LA CORTE SUPREMA DI CASSAZIONE

SEZIONE SECONDA CIVILE

Composta dagli Ill.mi Sigg.ri Magistrati:

Dott. ROVELLI Luigi Antonio – Presidente –

Dott. GOLDONI Umberto – Consigliere –

Dott. ATRIPALDI Umberto – Consigliere –

Dott. MAZZACANE Vincenzo – rel. Consigliere –

Dott. CORRENTI Vincenzo – Consigliere –

ha pronunciato la seguente:

sentenza

sul ricorso 636/2005 proposto da:

E.G. C.F. (OMISSIS), elettivamente domiciliato

in ROMA, VIA CICERONE 44, presso lo studio dell’avvocato CARLUCCIO

FRANCESCO, rappresentato e difeso dall’avvocato LUCARINI Giuliano;

– ricorrente –

contro

F.A.M. C.F. (OMISSIS), D.B.A.

C.F. (OMISSIS), S.C. C.F. (OMISSIS);

– intimati –

sul ricorso 7452/2005 proposto da:

F.A.M. C.F. (OMISSIS), D.B.A.

C.F. (OMISSIS), elettivamente domiciliati in ROMA, VIA

MARIANNA DIONIGI 43, presso lo studio dell’avvocato DE CEGLIA TITTI,

rappresentati e difesi dagli avvocati MASSARI NICOLA, ORLANDINO

FRANCESCO;

– controricorrenti ric. incidentali –

contro

E.G. (OMISSIS), elettivamente domiciliato in

ROMA, VIA CICERONE 44, presso lo studio dell’avvocato CARLUCCIO

FRANCESCO, rappresentato e difeso dall’avvocato LUCARINI GIULIANO;

– controricorrenti –

e contro

S.C. C.F. (OMISSIS);

– intimata –

avverso la sentenza n. 552/2004 della CORTE D’APPELLO di LECCE,

depositata il 05/10/2004;

udita la relazione della causa svolta nella Pubblica udienza del

15/12/2 009 dal Consigliere Dott. VINCENZO MAZZACANE;

udito il P.M., in persona del Sostituto Procuratore Generale Dott.

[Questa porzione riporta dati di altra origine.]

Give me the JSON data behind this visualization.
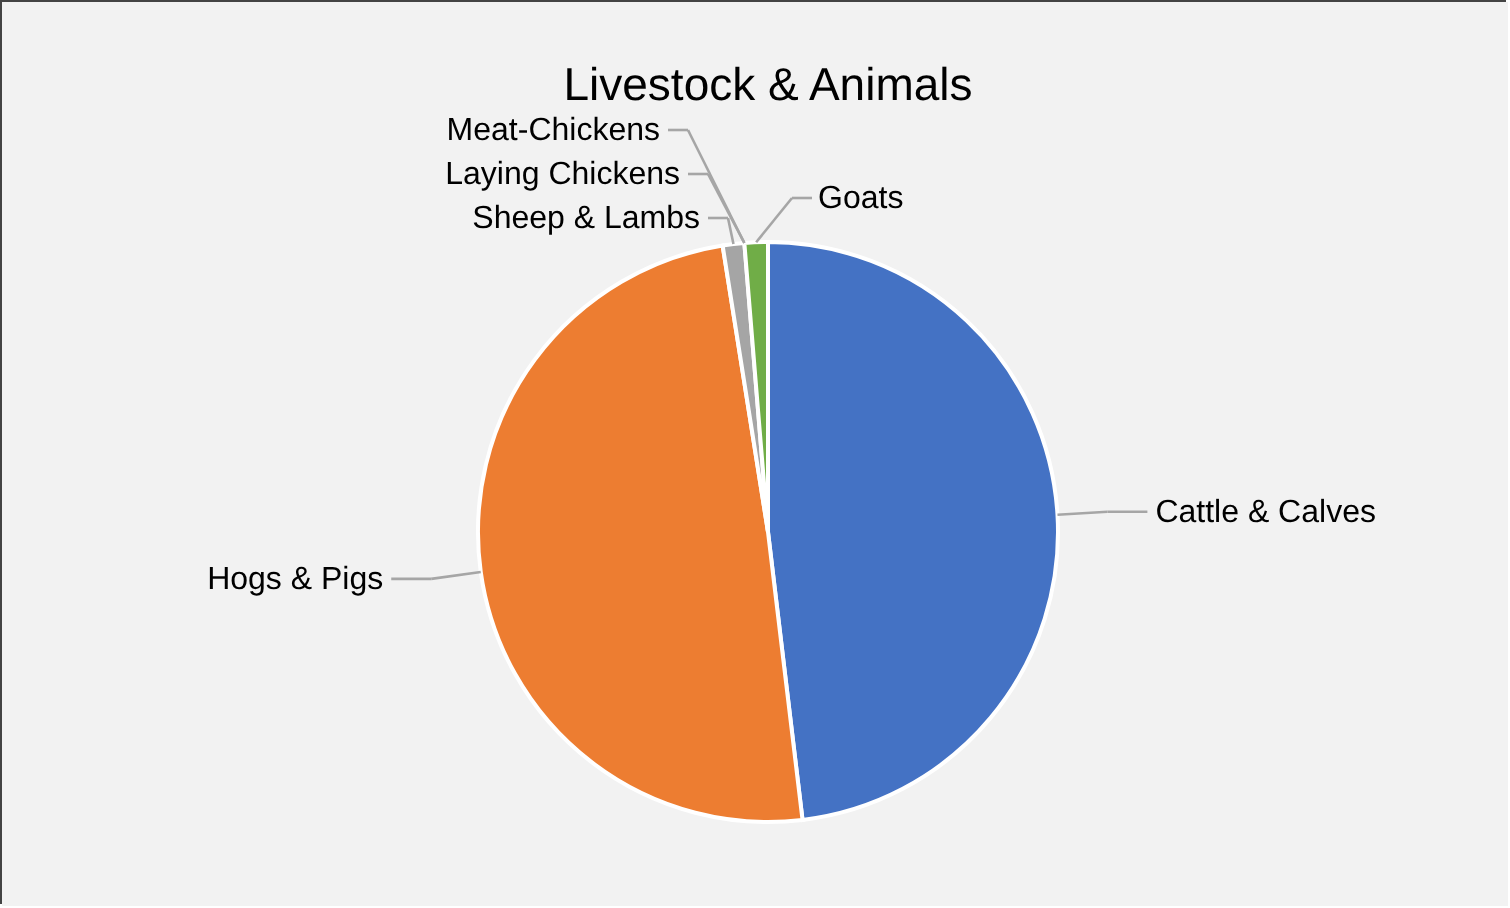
{
  "chart_data": {
    "type": "pie",
    "title": "Livestock & Animals",
    "categories": [
      "Cattle & Calves",
      "Hogs & Pigs",
      "Sheep & Lambs",
      "Laying Chickens",
      "Meat-Chickens",
      "Goats"
    ],
    "values": [
      48.1,
      49.4,
      1.2,
      null,
      null,
      1.3
    ],
    "colors": [
      "#4472c4",
      "#ed7d31",
      "#a5a5a5",
      "#ffc000",
      "#5b9bd5",
      "#70ad47"
    ]
  }
}
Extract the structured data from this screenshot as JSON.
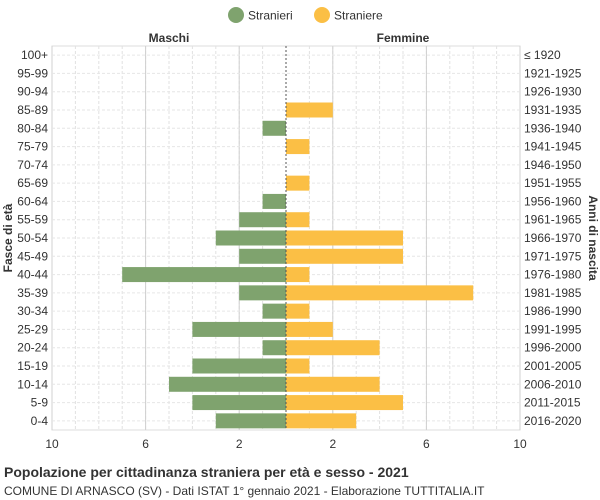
{
  "chart_data": {
    "type": "bar",
    "orientation": "horizontal-pyramid",
    "legend": {
      "placement": "top-center",
      "items": [
        {
          "name": "Stranieri",
          "color": "#7fa36e"
        },
        {
          "name": "Straniere",
          "color": "#fbbf45"
        }
      ]
    },
    "side_labels": {
      "left": "Maschi",
      "right": "Femmine"
    },
    "ylabel_left": "Fasce di età",
    "ylabel_right": "Anni di nascita",
    "xlim": [
      -10,
      10
    ],
    "x_tick_labels": [
      "10",
      "6",
      "2",
      "2",
      "6",
      "10"
    ],
    "x_tick_values": [
      -10,
      -6,
      -2,
      2,
      6,
      10
    ],
    "categories": [
      "100+",
      "95-99",
      "90-94",
      "85-89",
      "80-84",
      "75-79",
      "70-74",
      "65-69",
      "60-64",
      "55-59",
      "50-54",
      "45-49",
      "40-44",
      "35-39",
      "30-34",
      "25-29",
      "20-24",
      "15-19",
      "10-14",
      "5-9",
      "0-4"
    ],
    "birth_years": [
      "≤ 1920",
      "1921-1925",
      "1926-1930",
      "1931-1935",
      "1936-1940",
      "1941-1945",
      "1946-1950",
      "1951-1955",
      "1956-1960",
      "1961-1965",
      "1966-1970",
      "1971-1975",
      "1976-1980",
      "1981-1985",
      "1986-1990",
      "1991-1995",
      "1996-2000",
      "2001-2005",
      "2006-2010",
      "2011-2015",
      "2016-2020"
    ],
    "series": [
      {
        "name": "Stranieri",
        "color": "#7fa36e",
        "values": [
          0,
          0,
          0,
          0,
          1,
          0,
          0,
          0,
          1,
          2,
          3,
          2,
          7,
          2,
          1,
          4,
          1,
          4,
          5,
          4,
          3
        ]
      },
      {
        "name": "Straniere",
        "color": "#fbbf45",
        "values": [
          0,
          0,
          0,
          2,
          0,
          1,
          0,
          1,
          0,
          1,
          5,
          5,
          1,
          8,
          1,
          2,
          4,
          1,
          4,
          5,
          3
        ]
      }
    ],
    "grid": true
  },
  "footer": {
    "title": "Popolazione per cittadinanza straniera per età e sesso - 2021",
    "subtitle": "COMUNE DI ARNASCO (SV) - Dati ISTAT 1° gennaio 2021 - Elaborazione TUTTITALIA.IT"
  }
}
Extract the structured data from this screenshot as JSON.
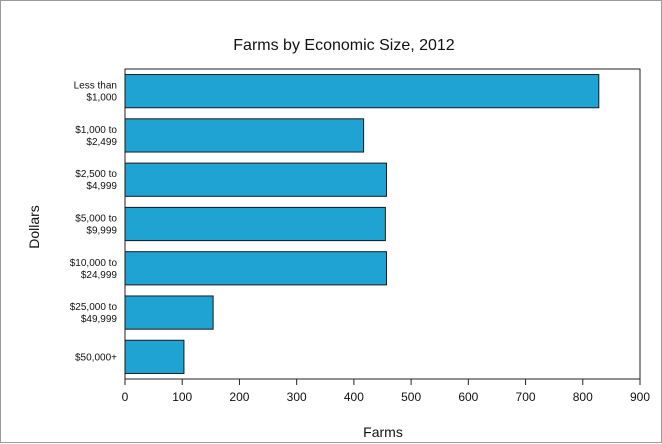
{
  "chart_data": {
    "type": "bar",
    "orientation": "horizontal",
    "title": "Farms by Economic Size, 2012",
    "xlabel": "Farms",
    "ylabel": "Dollars",
    "categories": [
      [
        "Less than",
        "$1,000"
      ],
      [
        "$1,000 to",
        "$2,499"
      ],
      [
        "$2,500 to",
        "$4,999"
      ],
      [
        "$5,000 to",
        "$9,999"
      ],
      [
        "$10,000 to",
        "$24,999"
      ],
      [
        "$25,000 to",
        "$49,999"
      ],
      [
        "$50,000+"
      ]
    ],
    "values": [
      828,
      417,
      457,
      455,
      457,
      154,
      103
    ],
    "xlim": [
      0,
      900
    ],
    "xticks": [
      0,
      100,
      200,
      300,
      400,
      500,
      600,
      700,
      800,
      900
    ],
    "bar_color": "#1fa3d3",
    "bar_edge_color": "#1a1a1a",
    "grid": false
  }
}
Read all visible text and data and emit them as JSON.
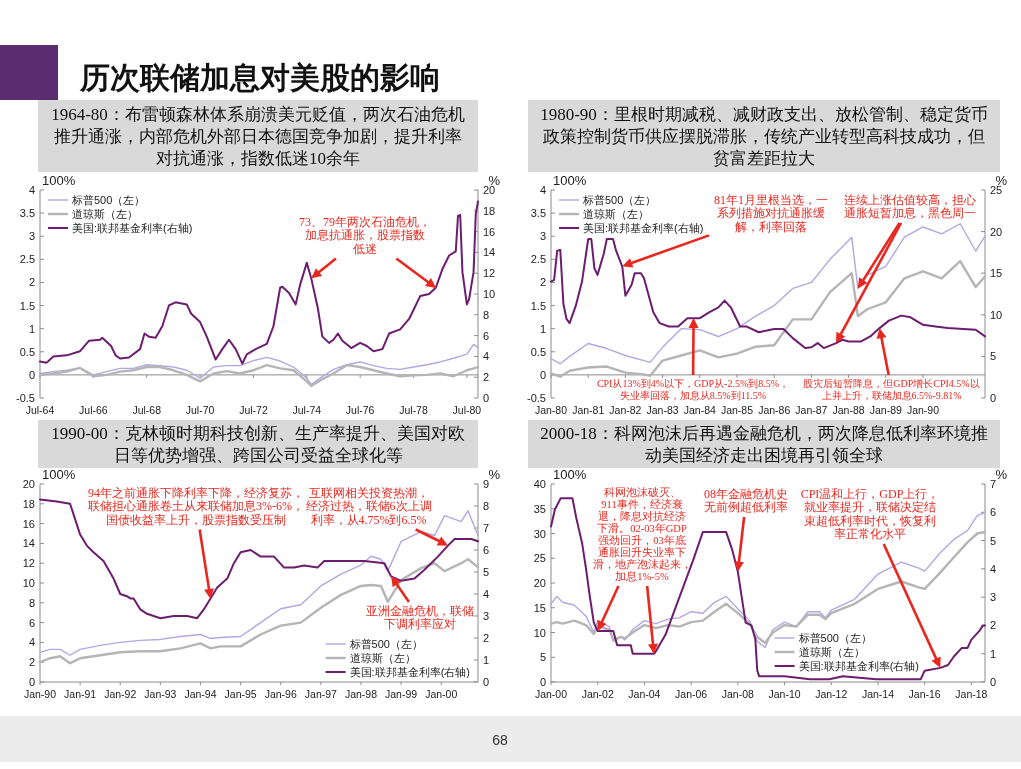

RUSSO Rosario Giovanni, che ha concluso previa riunione dei ricorsi,

per il rigetto del ricorso principale ed accoglimento del ricorso

incidentale, con eventuale connessa decisione di merito.

Fatto

SVOLGIMENTO DEL PROCESSO

Con atto di citazione notificato il 5-6-1995 F.A. e D. B.A. convenivano in giudizio dinanzi al Tribunale di Brindisi E.G. assumendo che con scrittura privata dell'(OMISSIS) E.E., padre del convenuto, aveva promesso di vendere agli esponenti, che avevano promesso di acquistare, un immobile con annesso garage sito in (OMISSIS), per il prezzo complessivo di L. 130.000.000 di cui L. 12.000.000 versate a titolo di caparra confirmatoria ed il residuo prezzo da corrispondere alla data di stipula dell’atto pubblico da effettuare entro e non oltre il 30-9-1992.

Gli attori aggiungevano che, poichè tale atto non era stato stipulato entro il suddetto termine, essi avevano inutilmente convocato il promittente venditore davanti al notaio per il giorno (OMISSIS), e che dopo il decesso di E.E. avevano chiesto la restituzione del doppio della caparra al figlio G. istituito erede universale; essi quindi chiedevano la risoluzione del contratto “de quo” per inadempimento di E.E. e la condanna del convenuto quale erede alla restituzione del doppio della caparra in ragione di L. 24.000.000 oltre rivalutazione ed interessi dall'(OMISSIS) fino al soddisfo.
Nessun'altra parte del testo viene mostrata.